I didn't, but the article does explicitly dismiss Agile "silliness", where one of the basic priorities is achieving working software.

> Our industry is plagued by bug ridden, crappy software.

Yes, it is. However, while I am as keen as the next guy to improve the quality of software, I also take the pragmatic view that you have to ship something before the quality is even relevant.

In particular, my personal experience has been that on real projects, there is a heavy price to pay for using anti-idiomatic techniques when it comes to maintenance time. Likewise, I have found that there is a heavy price to pay for using complicated APIs where simpler ones can do the job.

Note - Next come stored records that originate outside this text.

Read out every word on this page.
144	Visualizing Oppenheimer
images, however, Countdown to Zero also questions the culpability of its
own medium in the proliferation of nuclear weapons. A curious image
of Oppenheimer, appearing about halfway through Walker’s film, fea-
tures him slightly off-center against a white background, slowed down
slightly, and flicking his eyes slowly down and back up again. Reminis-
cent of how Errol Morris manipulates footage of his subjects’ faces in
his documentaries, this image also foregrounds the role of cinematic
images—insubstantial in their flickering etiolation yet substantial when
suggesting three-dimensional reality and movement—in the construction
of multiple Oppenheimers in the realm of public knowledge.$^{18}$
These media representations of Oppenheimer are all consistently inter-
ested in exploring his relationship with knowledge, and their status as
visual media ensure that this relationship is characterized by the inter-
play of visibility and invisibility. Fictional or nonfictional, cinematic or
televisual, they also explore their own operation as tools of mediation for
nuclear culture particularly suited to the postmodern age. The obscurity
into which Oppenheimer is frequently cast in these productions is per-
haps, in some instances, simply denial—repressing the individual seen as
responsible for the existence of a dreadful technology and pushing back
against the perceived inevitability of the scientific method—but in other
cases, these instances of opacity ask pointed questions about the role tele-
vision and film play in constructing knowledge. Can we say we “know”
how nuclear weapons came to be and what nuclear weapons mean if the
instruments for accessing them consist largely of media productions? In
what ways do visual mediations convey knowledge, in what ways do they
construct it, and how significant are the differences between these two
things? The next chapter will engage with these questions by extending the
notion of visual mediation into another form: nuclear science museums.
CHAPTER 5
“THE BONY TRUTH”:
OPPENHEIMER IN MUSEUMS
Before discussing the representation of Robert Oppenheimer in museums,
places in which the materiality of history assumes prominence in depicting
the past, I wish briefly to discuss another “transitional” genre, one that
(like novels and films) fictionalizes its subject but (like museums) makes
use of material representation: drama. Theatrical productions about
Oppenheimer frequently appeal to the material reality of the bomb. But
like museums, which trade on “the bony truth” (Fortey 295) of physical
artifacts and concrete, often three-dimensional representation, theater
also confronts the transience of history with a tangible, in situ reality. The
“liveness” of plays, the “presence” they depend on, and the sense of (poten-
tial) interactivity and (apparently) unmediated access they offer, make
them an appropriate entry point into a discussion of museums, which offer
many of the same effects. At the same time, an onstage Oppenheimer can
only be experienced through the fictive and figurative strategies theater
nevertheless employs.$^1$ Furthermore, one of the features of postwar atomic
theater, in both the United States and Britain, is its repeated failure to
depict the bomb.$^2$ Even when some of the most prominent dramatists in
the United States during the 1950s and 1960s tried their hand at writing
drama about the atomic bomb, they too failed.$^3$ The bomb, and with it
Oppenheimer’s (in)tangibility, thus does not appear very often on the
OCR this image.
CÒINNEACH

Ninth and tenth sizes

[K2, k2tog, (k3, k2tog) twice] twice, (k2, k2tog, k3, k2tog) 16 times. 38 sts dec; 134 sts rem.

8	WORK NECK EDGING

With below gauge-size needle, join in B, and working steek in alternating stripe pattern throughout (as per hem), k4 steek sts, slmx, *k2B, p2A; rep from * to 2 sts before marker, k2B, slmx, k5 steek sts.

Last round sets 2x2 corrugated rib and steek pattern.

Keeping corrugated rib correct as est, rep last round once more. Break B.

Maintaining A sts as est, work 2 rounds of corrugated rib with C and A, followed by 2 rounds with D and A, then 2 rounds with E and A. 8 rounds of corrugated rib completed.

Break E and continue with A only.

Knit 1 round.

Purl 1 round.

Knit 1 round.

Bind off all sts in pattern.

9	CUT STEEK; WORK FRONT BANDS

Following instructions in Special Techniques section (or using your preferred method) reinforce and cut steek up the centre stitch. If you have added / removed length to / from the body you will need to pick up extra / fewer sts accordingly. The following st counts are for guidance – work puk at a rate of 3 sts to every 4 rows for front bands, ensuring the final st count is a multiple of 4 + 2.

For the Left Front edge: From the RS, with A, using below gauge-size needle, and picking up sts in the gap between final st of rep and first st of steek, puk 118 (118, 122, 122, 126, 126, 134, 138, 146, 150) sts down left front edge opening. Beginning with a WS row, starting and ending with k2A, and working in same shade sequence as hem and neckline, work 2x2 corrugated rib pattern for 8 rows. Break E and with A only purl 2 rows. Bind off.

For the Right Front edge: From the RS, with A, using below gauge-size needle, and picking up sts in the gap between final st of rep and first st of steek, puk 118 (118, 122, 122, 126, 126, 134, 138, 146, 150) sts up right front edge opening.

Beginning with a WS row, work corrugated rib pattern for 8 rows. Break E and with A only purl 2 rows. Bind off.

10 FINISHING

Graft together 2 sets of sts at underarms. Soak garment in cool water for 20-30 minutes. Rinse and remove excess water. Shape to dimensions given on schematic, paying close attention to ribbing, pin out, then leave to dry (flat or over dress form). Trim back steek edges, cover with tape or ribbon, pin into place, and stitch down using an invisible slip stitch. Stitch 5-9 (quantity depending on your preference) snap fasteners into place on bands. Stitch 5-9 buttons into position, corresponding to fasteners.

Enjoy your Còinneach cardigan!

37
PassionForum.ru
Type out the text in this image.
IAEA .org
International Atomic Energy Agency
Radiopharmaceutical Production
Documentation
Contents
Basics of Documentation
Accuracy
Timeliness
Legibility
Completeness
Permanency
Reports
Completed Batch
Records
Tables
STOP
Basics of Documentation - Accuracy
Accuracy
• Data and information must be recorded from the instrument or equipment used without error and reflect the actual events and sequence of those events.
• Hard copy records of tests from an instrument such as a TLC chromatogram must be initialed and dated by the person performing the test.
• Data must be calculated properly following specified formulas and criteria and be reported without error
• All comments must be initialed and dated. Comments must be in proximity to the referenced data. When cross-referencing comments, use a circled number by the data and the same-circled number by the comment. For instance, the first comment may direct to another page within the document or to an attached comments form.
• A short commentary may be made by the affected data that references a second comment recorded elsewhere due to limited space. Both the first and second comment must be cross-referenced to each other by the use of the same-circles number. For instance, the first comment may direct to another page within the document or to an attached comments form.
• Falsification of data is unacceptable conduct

That means any benefits from techniques such as those advocated in the article must outweigh those costs before use of the techniques is justified. If a technique helps to prevent programmer errors that were otherwise likely, then that is a benefit to project quality that has some value. However, techniques that are theoretically neat but only remove classes of programmer error that were unlikely anyway are not inherently valuable, and once you're talking about real world projects with more open problem spaces, trying to check everything conceivable at compile time sounds a lot like one of those theoretically neat examples to me.

(As an aside, I aim similar criticism at various other trendy techniques in our field. I'm just as happy taking potshots at certain popular Agile techniques, such as prioritising unit testing everything even if it means compromising a sound modular design so the tests can have access to the internals of each module. Unit tests can be useful, but that corruption in the design comes with a price tag that has to be justified.)

> Please be a part of the solution, and not the problem.

It is interesting that when faced with a critic who does not accept theoretically sound/academically neat techniques as inherently superior to existing real world techniques, some people will assume that the critic is ignorant and/or lazy. Why is that?


First off, I apologize. I was in a horrible mood when I left this post, and you struck a nerve. I appreciate the discussion.

I don't understand this dichotomy between needing to ship, and creating quality software. It only exists because of the tools we choose to use. The techniques he discusses in this article I feel are founded in (pure) functional programming. These techniques have been around for quite some time. I have been using these techniques in languages from Haskell to C/C++ as much as possible, and they have vastly increased the quality of the software I write (measured in defects). I also do not feel they have slowed me down much at all. In fact, they really have forced me to think more about the problems I am solving and in the end creating better solutions faster (instead of constantly refactoring and unit testing).


He doesn't dismiss the technique as dogma. He dismisses the author for being dogmatic - there is a difference. I think Silhouette supported his actual reasons for not liking the technique.

Further, I think he is part of the solution by engaging in rational discussion of the issue.